The LAPD has struggled for years to effectively police downtown’s expansive skid row, which is a frequent destination for people with severe mental illnesses, turning the neighborhood into a kind of open-air asylum.

“We have to deal with the aftermath of a system that’s failed,” Officer Deon Joseph, a 16-year skid row beat cop, said Sunday.

Police Commission President Steve Soboroff said Sunday evening he was watching the video repeatedly trying to hear what exactly the officers said to the man.

“My heart just started pounding just watching it,” Soboroff said. “I feel the adrenaline. These situations are just so horrific.”

Soboroff said a key issue would be whether the man did try to grab the officer’s gun. Otherwise, he said, it’s unclear what might have prompted the use of deadly force.

“To me, that would be the only explanation that something would happen that quickly,” Soboroff said. “It escalated right in front of our eyes.”

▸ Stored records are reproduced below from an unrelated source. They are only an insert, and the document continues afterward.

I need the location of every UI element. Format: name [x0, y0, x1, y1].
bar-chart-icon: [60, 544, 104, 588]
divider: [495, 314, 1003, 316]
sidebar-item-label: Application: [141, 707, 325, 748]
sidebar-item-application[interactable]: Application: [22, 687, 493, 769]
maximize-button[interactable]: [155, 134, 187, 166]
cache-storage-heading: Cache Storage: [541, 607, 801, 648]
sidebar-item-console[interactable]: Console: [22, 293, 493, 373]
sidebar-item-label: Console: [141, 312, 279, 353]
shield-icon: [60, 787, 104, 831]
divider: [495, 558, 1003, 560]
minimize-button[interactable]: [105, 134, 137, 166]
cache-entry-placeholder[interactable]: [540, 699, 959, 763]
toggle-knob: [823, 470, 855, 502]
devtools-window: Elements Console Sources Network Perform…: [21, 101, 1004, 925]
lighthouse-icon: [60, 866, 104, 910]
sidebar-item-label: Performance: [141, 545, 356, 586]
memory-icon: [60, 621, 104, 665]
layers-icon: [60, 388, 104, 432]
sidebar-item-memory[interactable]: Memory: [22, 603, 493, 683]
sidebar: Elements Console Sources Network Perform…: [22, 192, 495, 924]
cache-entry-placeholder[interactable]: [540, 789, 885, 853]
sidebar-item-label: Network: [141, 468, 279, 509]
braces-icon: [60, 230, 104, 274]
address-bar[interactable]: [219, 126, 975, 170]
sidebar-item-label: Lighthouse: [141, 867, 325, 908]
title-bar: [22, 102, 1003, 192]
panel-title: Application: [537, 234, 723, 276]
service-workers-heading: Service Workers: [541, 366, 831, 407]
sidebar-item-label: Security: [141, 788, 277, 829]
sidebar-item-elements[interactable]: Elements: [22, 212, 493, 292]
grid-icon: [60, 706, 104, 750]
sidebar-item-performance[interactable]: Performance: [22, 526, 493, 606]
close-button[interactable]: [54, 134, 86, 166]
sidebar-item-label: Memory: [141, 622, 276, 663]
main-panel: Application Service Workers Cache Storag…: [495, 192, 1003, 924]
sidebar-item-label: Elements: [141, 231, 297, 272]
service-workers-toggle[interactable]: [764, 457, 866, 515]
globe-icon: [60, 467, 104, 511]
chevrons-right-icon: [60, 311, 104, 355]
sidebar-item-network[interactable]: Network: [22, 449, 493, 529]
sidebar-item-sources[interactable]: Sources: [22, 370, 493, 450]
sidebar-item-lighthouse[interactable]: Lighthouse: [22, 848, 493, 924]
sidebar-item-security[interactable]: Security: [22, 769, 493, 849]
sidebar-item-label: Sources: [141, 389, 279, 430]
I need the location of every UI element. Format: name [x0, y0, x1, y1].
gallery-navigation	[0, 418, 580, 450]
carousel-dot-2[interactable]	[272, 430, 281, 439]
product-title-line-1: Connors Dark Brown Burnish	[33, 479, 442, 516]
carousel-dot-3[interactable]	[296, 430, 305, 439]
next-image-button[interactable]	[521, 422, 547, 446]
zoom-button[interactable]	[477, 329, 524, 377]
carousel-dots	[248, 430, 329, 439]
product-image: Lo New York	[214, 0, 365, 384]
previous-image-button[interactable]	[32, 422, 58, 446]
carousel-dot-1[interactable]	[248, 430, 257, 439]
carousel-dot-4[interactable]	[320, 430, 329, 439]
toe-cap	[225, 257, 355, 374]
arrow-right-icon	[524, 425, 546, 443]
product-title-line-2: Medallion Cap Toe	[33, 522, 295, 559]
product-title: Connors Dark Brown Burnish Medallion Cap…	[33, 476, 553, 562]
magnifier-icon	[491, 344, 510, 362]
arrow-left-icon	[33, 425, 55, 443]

Soboroff said the LAPD, its independent inspector general and the district attorney’s office would each investigate the shooting “very, very carefully.”

“Of course, I would encourage people not to rush to judgment. It’s not fair to anybody. It’s not fair to the family of the victim or the victim or the officers,” he said. “We’ll find out what happened.”

A group of Los Angeles civil rights leaders urged the police commission on Sunday night to hold a special hearing on the use of force by officers on skid row.

Last May, a mentally ill homeless man named Carlos Ocana died after falling from a rooftop after officers shocked him with a Taser. The death remains under investigation.

According to a Los Angeles Times data analysis, there have been 12 fatal officer-involved incidents in downtown Los Angeles since 2000. There was none in 2014 and one in 2015 before Sunday’s violence.

People who witnessed Sunday’s shooting described a chaotic scene leading up to the events captured on the video.

Dennis Horne, 29, said Africa had been fighting with someone inside his tent, one of many that line streets in the area.

When Africa refused to comply with a police order to come out of the tent, officers used a stun gun and dragged him out, Horne said. The officers tackled Africa, forcing him to his back on the sidewalk.

“It’s sad,” Horne said. “There’s no justification to take somebody’s life.”

Jose Gil, 38, said he saw Africa swinging at the police before one of the officers started shouting that the man was going for his gun.

Ina Murphy, who lives in an apartment nearby, said Africa had arrived in the area about four or five months ago. He told her he had recently been released after spending 10 years in a mental facility, Murphy said.

Another area resident, whose driver’s license identified him as Booker T. Washington, said police had come by repeatedly to ask Africa to take down his tent. People are allowed to sleep on the streets from 9 p.m. to 6 a.m., but are supposed to remove their tents in the daytime, under a court agreement.

“This man got shot over a tent,” Washington said.


(Times staff writers Richard Winton, Armand Emamdjomeh, Matt Hamilton and Joel Rubin contributed to this report.)